>>13480967These are all finite sums and so make sense. Now the idea is to define the infinite sum as the number, if such exists (it might not), that the finite sums S_n approach as n gets bigger and bigger. A metric is simply the device that allows you to measure distances between numbers, and hence make sense of what it means for a sequence of numbers to approach another. Strictly speaking, if R is a number structure (for example R could be the integers Z or the rational numbers Q or the real numbers) then a metric on R is a function d which takes as arguments two numbers x,y in R and returns a real number d(x,y). It has to satisfy the following properties
1. d(x,x) = 0 for all x in R. (intuitively: the distance from any number to itself is zero)

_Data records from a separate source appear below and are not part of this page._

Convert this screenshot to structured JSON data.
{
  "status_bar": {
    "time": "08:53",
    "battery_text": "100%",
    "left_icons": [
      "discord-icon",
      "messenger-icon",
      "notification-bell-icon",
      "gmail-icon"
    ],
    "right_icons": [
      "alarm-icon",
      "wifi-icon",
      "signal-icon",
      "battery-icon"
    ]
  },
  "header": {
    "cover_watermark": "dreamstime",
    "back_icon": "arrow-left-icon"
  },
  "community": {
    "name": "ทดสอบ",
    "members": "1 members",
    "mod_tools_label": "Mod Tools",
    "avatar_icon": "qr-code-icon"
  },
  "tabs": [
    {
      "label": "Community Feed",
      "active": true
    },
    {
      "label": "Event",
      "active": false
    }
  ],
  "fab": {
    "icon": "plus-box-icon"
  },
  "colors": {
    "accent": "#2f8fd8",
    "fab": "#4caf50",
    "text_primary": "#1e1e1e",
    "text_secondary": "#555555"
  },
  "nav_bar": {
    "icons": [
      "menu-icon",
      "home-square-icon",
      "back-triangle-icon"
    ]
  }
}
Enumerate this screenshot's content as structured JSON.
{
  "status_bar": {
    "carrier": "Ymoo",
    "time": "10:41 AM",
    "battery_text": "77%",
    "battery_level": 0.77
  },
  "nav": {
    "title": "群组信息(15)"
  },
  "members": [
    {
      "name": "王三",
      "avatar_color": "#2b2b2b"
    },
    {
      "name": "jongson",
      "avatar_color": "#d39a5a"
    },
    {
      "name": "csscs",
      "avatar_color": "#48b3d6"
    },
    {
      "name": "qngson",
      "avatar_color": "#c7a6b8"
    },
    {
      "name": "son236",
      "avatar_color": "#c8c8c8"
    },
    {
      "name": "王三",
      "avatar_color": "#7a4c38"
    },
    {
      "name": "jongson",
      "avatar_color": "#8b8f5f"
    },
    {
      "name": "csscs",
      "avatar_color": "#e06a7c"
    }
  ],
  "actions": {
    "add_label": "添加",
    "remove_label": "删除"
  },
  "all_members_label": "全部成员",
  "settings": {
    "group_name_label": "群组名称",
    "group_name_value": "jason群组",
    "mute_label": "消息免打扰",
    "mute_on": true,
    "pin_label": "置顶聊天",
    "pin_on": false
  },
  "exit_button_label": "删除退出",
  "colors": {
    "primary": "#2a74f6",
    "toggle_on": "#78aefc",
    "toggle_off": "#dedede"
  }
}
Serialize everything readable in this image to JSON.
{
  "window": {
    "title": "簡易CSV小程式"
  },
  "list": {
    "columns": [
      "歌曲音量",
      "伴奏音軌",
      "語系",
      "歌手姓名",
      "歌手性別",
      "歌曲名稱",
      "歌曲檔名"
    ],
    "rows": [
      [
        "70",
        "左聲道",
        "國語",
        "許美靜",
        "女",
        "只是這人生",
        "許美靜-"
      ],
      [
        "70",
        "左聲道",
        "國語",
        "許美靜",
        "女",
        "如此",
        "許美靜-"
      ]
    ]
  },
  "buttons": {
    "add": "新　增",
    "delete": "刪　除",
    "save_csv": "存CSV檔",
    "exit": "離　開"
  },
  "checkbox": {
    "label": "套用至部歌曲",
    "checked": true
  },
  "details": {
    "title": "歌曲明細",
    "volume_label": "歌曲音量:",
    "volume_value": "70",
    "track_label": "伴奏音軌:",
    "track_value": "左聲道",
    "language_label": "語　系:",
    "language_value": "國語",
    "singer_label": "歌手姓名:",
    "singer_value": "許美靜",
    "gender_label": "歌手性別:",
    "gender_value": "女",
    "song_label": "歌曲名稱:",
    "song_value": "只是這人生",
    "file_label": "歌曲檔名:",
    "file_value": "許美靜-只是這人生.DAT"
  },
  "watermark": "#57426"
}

2. d(x,y) + d(y,z) >= d(x,z) for all x,y,z in R (intuitively: the distance from x to z is always shorted than a roundabout distance first from x to y then from y to z).
3. d(x,y) > 0 for all x,y in R such that x is not y (intuitively: the distance between distinct numbers is nonzero).
The prototypical example of such a distance on the rational numbers is d(x,y)= |x-y|, the absolute value of a rational number. For example d(3,5) = d(5,3) = |3-5|=2, and d(3/2, 1) = 1/2.
When we have such a distance, called a metric, d, we say that the infinite sum a_1+a_2+.... is equal to a number L in the same structure if d(S_n, L) goes to zero as we make n larger and larger. In other words, for any e>0 there is a natural number N such that for all natural numbers n>N, d(S_n, L)< e.
If there is no such number L, then we say the sum is undefined.